Greece - Greek Crisis - Euro - Austerity

 

By Ben Kelly, blogger and editor of The Sceptic Isle.

‘Mr Dijsselbloem suggested even if Greece voted to approve the bailout plan it would be hard for its eurozone partners to continue to trust Mr Tsipras’s leftwing Syriza government to implement it — hinting a new government would be necessary.’

The EU is escalating its campaign of intimidation against the Greek electorate in order to push them towards the “yes” vote they seek. Now efforts are escalating to oust the democratically elected Greek government whatever the result of today’s referendum.
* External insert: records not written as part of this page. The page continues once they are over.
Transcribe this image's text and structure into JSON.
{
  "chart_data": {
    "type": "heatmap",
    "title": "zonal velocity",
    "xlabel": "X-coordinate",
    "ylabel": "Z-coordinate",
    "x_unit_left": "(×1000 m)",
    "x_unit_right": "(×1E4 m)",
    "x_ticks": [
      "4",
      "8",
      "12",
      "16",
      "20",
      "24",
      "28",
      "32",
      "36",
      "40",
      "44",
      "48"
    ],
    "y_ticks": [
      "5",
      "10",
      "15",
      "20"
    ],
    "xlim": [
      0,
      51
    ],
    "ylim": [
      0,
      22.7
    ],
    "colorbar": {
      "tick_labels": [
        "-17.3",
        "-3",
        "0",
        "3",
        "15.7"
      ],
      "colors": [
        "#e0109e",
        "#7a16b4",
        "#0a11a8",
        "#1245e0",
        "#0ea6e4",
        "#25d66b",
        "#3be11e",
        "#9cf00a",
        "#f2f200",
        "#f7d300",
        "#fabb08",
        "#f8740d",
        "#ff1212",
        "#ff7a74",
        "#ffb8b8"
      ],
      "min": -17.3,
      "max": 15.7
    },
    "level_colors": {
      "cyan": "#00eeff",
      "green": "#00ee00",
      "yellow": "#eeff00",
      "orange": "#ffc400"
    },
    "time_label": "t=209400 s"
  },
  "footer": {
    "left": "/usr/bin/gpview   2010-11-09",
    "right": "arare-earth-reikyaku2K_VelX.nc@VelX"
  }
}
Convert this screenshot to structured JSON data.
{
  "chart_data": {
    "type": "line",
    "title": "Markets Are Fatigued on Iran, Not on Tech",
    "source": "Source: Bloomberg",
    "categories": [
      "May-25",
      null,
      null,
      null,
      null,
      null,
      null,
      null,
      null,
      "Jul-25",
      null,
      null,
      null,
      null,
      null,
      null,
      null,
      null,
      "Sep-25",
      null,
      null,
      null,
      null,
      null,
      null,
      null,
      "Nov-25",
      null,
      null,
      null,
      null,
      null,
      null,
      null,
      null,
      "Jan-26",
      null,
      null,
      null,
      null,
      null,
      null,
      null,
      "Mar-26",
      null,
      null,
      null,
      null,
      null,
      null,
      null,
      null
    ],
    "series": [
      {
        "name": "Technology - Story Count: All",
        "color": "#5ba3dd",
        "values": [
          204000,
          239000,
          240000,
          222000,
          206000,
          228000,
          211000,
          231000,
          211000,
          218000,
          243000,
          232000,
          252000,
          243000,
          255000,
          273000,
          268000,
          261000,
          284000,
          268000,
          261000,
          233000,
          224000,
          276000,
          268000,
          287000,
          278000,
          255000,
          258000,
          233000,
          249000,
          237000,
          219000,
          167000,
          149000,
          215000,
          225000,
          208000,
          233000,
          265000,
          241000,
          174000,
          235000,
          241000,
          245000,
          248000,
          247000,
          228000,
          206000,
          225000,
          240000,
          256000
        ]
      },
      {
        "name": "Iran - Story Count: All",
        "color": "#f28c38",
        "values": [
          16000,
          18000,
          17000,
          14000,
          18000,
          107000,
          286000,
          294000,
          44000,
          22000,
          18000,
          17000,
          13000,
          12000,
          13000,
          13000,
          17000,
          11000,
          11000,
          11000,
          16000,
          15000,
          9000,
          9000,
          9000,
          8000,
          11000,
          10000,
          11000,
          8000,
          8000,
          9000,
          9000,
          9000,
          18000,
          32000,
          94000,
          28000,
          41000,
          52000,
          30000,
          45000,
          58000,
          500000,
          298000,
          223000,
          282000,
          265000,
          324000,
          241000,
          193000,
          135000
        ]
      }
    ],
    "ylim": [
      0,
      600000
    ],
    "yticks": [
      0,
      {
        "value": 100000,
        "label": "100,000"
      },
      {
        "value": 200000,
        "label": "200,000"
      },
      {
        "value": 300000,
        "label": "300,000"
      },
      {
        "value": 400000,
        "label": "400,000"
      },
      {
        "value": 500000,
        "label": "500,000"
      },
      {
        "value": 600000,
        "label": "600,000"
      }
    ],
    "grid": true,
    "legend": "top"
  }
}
President of the EU Parliament Martin Schulz has called for the Syriza government to be replaced by “technocrat” rule until stability can be restored in Greece after its economic collapse. We have been here before. 
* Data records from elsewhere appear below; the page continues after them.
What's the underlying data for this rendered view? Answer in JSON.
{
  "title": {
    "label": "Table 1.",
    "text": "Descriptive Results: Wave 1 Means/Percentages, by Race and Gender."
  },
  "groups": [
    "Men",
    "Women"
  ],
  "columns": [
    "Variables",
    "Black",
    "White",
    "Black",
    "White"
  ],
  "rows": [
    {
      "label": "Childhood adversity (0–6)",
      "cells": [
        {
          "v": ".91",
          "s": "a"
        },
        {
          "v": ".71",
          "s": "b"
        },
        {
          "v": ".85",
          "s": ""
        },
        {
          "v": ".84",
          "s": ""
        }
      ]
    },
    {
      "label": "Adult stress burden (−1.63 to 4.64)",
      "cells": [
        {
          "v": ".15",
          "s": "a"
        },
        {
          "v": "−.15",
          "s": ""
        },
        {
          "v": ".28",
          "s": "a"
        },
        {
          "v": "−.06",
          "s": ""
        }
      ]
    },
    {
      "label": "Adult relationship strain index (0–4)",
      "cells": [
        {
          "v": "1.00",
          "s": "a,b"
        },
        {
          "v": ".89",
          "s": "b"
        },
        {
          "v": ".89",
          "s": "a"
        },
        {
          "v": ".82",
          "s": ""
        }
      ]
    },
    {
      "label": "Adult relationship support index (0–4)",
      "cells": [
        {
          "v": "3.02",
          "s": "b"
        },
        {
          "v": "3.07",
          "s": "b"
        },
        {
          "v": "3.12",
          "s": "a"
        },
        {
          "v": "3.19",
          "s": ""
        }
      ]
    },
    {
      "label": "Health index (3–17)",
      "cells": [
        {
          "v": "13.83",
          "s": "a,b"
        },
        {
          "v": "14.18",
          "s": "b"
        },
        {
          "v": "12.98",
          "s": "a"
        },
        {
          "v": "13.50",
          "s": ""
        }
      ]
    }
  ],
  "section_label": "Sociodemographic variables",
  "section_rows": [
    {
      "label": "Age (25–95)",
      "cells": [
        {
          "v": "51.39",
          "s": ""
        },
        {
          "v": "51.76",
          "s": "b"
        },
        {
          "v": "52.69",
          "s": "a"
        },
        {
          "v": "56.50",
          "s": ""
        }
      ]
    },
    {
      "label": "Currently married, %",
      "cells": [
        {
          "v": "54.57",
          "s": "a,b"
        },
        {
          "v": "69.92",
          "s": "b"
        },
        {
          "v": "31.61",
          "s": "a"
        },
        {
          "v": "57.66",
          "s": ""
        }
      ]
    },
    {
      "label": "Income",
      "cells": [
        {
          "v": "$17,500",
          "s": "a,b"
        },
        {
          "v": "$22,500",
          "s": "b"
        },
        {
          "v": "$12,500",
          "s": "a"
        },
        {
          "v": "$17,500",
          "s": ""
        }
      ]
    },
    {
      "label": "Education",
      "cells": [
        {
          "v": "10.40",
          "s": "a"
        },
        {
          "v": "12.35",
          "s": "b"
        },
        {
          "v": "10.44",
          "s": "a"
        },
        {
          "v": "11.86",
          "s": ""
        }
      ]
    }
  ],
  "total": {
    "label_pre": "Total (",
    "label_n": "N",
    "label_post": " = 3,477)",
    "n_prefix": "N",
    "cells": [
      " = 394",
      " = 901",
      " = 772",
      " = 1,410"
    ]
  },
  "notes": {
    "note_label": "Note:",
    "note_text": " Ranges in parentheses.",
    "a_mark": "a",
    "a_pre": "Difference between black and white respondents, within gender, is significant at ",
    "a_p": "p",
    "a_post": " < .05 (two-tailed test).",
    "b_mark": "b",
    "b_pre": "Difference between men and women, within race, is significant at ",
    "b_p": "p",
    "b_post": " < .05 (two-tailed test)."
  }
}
We have already witnessed a post-modern, bloodless coup d’état in Athens before, as we did in Rome. Elected prime ministers were given a final, firm push and removed from power and replaced with Eurocrats appointed from Brussels, a former Vice-President of the European Central Bank and a former European Commissioner no less. They were appointed with the mission to impose policies approved by the EU but rejected in general elections.

Mario Monti appointed himself finance minister as well as prime minister and a government was installed in Italy without a single elected politician. The fragile pretence of EU democracy collapsed, and the dictatorial nature of the centralist new European empire was exposed. Apparachiks in Brussels ruling through colonial governors in Athens and Rome, overseen by the ECB in Frankfurt and the government in Berlin dissolved national democracy. The electorate in the Euro colonies were cut out altogether.

It may very well be true that the electorate in both those countries were exasperated by their own politicians; perhaps some even felt relief at the prospect of outside control, but we cannot pretend that it’s anything resembling democracy. They were governments installed to keep those countries in the euro, whatever the cost and because the “project” is more important than democracy, more important than the little people, and more important than any suffering caused by keeping incompatible economies in the eurozone.

The problem is, that while we must acknowledge the clear cases of bad governance in Greece, as well as Italy; it is EU technocrats that have helped bring about the economic and social disaster in the first place. In order to expand the EU into Athens, the economic and debt criteria were overlooked (the same was done for Italy). In fact, Lucas Papdemos – the EU approved and appointed former Greek prime minister – was running the Greek central bank at the time!

The euro project is perceived as more important than the economic prosperity of any single state. Greece, Italy, Spain, Ireland, Portugal, Cyprus have all suffered for this ideology. Technocrats oversaw the rise in spending and debt in all of these countries and, when disaster struck, with a disapproving air and undue arrogance they stepped in to sign off accounts, impose economic policies, and even to rule directly without a democratic mandate.

By appointing what were, in effect, appointed provincial governors, the EU signalled the anti-democratic direction of travel. Nothing has changed since then. The EU has sacrificed Greece on an ideological altar. Their people are suffering from an economic depression far worse than was seen in the depression of 1930’s America due to the economic policies imposed from Brussels. The EU has loaded Greece with a debt far beyond what it can ever hope to repay; where is the solidarity?

Syriza is not a party I approve of, and is another party in a long line who are mismanaging Greece. They are however the democratically elected government of Greece. If they are pushed out after the referendum, to whom will the Greek people turn? The EU hope to have either a weak and compliant new government or, even better, a technocracy selected in Brussels.

The EU wants Greece to accepts its status as a colony, a de-facto protectorate as Italy did before, and as Bosnia and Kosovo do still.  But what if the electorate in Greece express their frustration by voting for an even more extreme alternative than Syriza? Like the Nazi Golden Dawn?

Centralising power in Brussels, driving integration, and preserving the euro dream is more important than any human cost, and certainly more important than democracy and representative government, freedom and the rule of law.

Which way will the Greek people vote? For Eurocrats it is frustratingly uncertain, hence why they are pushing for a change of government whatever the result. Still, despite having Greece in the palm of its hand they can only exert influence, not dictate how they vote: Wouldn’t it therefore be easier to dissolve the people, and elect another in their place?’